Linter of log diagrams in CI, contract for business events.
16) Maturity metrics
'Trace _ id'request coverage ≥ 95%.
The share of JSON logs ≥ 99%.
Incidents found via "jump-to-trace" resolved <15 min (p50).
0 PII cases in logs (leak scanner).
Retention is observed for all flows (we prove the audit automatically).
17) Apps: Mini Snippets
W3C traceparent generation (pseudo)
txt traceparent: 00-4bf92f3577b34da6a3ce929d0e0e4736-00f067aa0ba902b7-01
PromQL - a bunch of logs and SLO (example)
high_error_logs = rate(log_events_total{service="payments-api",level="ERROR"}[5m])
5xx_rate = sum(rate(http_requests_total{service="payments-api",status=~"5.."}[5m])) / sum(rate(http_requests_total{service="payments-api"}[5m]))

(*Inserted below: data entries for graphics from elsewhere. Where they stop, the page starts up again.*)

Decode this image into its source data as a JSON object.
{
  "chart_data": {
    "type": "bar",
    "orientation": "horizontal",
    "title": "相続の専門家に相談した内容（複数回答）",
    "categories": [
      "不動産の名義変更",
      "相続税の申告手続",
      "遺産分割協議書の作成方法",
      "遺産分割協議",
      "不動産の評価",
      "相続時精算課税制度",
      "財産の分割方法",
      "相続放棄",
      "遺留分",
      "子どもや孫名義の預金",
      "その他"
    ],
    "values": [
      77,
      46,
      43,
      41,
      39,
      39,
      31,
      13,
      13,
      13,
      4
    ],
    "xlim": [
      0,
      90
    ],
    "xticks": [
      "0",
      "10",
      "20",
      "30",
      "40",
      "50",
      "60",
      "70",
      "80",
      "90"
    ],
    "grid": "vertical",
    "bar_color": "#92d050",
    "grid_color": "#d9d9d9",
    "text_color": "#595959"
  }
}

alert if high_error_logs > 10 and 5xx_rate > 0. 005
OpenAPI - Correlation Headers
yaml components:
parameters:
Traceparent:
name: traceparent in: header required: false schema: { type: string }
18) Conclusion
A strong logging and tracing circuit is an agreement + discipline: structural JSON logs, a single 'trace _ id', secure PII processing, routing and retention over streams, as well as a close connection with SLO, alert and rollbacks. Make the transition from the "dump of texts" to event contracts and tracks, and the diagnosis of production incidents will become fast, predictable and verifiable.